Environmental assessment is a key stage in the approval of new mines in the Northwest Territories. The assessment will be overseen by the Mackenzie Valley Environmental Impact Review Board.
Pine Point, located between Hay River and Fort Resolution, is currently little more than the footprint of its former mining town. The community was once home to almost 2,000 people but disappeared when the mine, which opened in 1964, ceased operations in 1988.
Osisko Metals now wants to reopen a mine at Pine Point. Osisko triggered the environmental assessment by writing to the review board at the start of February, saying it wanted to get the process going.
Letters have been sent to the Akaitcho First Nations, Dehcho First Nations, Dene Tha’ First Nation, Kátł’odeeche First Nation, Mountain Island Métis, North Slave Métis Alliance, Northwest Territory Métis Nation, Salt River First Nation, and Smith’s Landing First Nation, all of which will be expected to participate in the assessment.
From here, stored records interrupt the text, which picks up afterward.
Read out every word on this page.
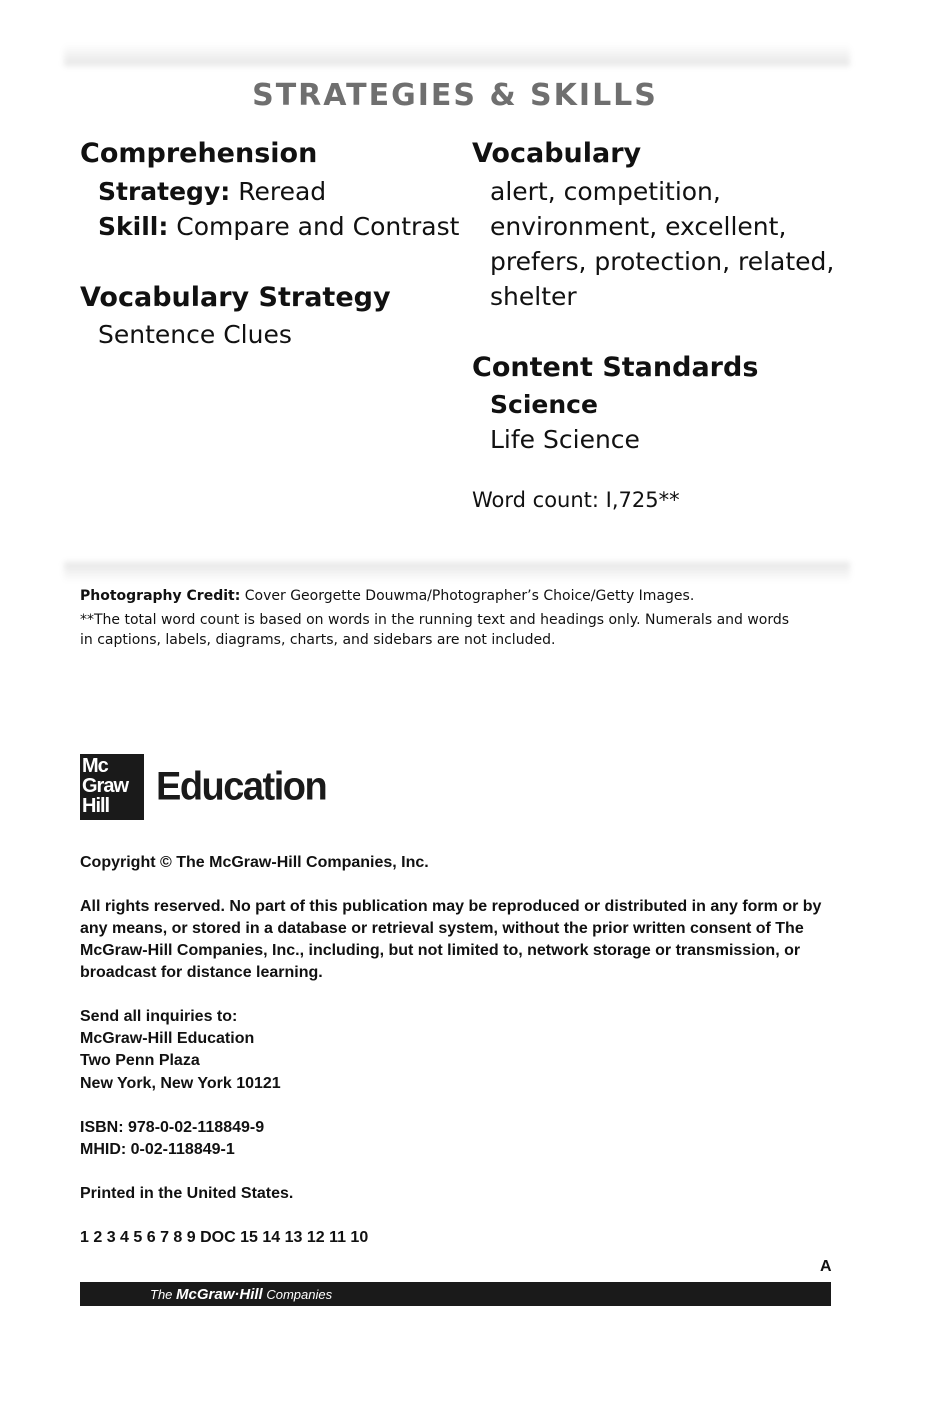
STRATEGIES & SKILLS
Comprehension
Strategy: Reread
Skill: Compare and Contrast
Vocabulary Strategy
Sentence Clues
Vocabulary
alert, competition,
environment, excellent,
prefers, protection, related,
shelter
Content Standards
Science
Life Science
Word count: I,725**
Photography Credit: Cover Georgette Douwma/Photographer’s Choice/Getty Images.
**The total word count is based on words in the running text and headings only. Numerals and words
in captions, labels, diagrams, charts, and sidebars are not included.
Mc
Graw
Hill	Education
Copyright © The McGraw-Hill Companies, Inc.
All rights reserved. No part of this publication may be reproduced or distributed in any form or by
any means, or stored in a database or retrieval system, without the prior written consent of The
McGraw-Hill Companies, Inc., including, but not limited to, network storage or transmission, or
broadcast for distance learning.
Send all inquiries to:
McGraw-Hill Education
Two Penn Plaza
New York, New York 10121
ISBN: 978-0-02-118849-9
MHID: 0-02-118849-1
Printed in the United States.
1 2 3 4 5 6 7 8 9 DOC 15 14 13 12 11 10
A
The McGraw·Hill Companies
Federal funding is available to assist them.
In a short news release earlier this month, Osisko – which took on the project two years ago – said it expected the assessment process to last approximately 18 months.
The initial mine produced more than 64 million tonnes of zinc-lead ore and was considered a world-class producer at the time.
Robert Wares, Osisko Metals’ chairman and chief executive, said in January he believes the proposed mine holds “the potential for a top-10 global zinc producer.”
Commodity prices have picked up in recent months and investment has been flowing steadily toward base metals like zinc. Osisko forecasts a zinc supply crunch in the next five years and expects Pine Point to help fill that gap, with few other zinc projects in development elsewhere.
Water management
The new Pine Point, like the old one, would rely primarily on open-pit mining.
Osisko expects to spend a year and a half building the mine if the project successfully comes through environmental assessment, then 10 to 15 years operating the mine – extracting some 40 million tonnes of ore in that time.
The company hopes to have completed both the environmental assessment and the subsequent permitting process by late 2024, allowing the company to open the mine shortly afterward.
Osisko currently estimates wrapping up mining operations in 2037 and completing closure and reclamation by 2052.
The forthcoming environmental assessment is expected to pay particular attention to water management.
Ensuring water at the site doesn’t become unduly contaminated and is carefully controlled will be one of Osisko’s biggest challenges, previous assessments have found.
While Pine Point won’t create quite the same employment as the NWT’s largest diamond mines, Osisko says it’ll still be a major job creator for the South Slave.
Documents submitted by the company to trigger the environmental assessment process claim construction will employ at least 280 people at the mine, with a peak of 500, while the operational mine will need about 460 people in two shifts of 230.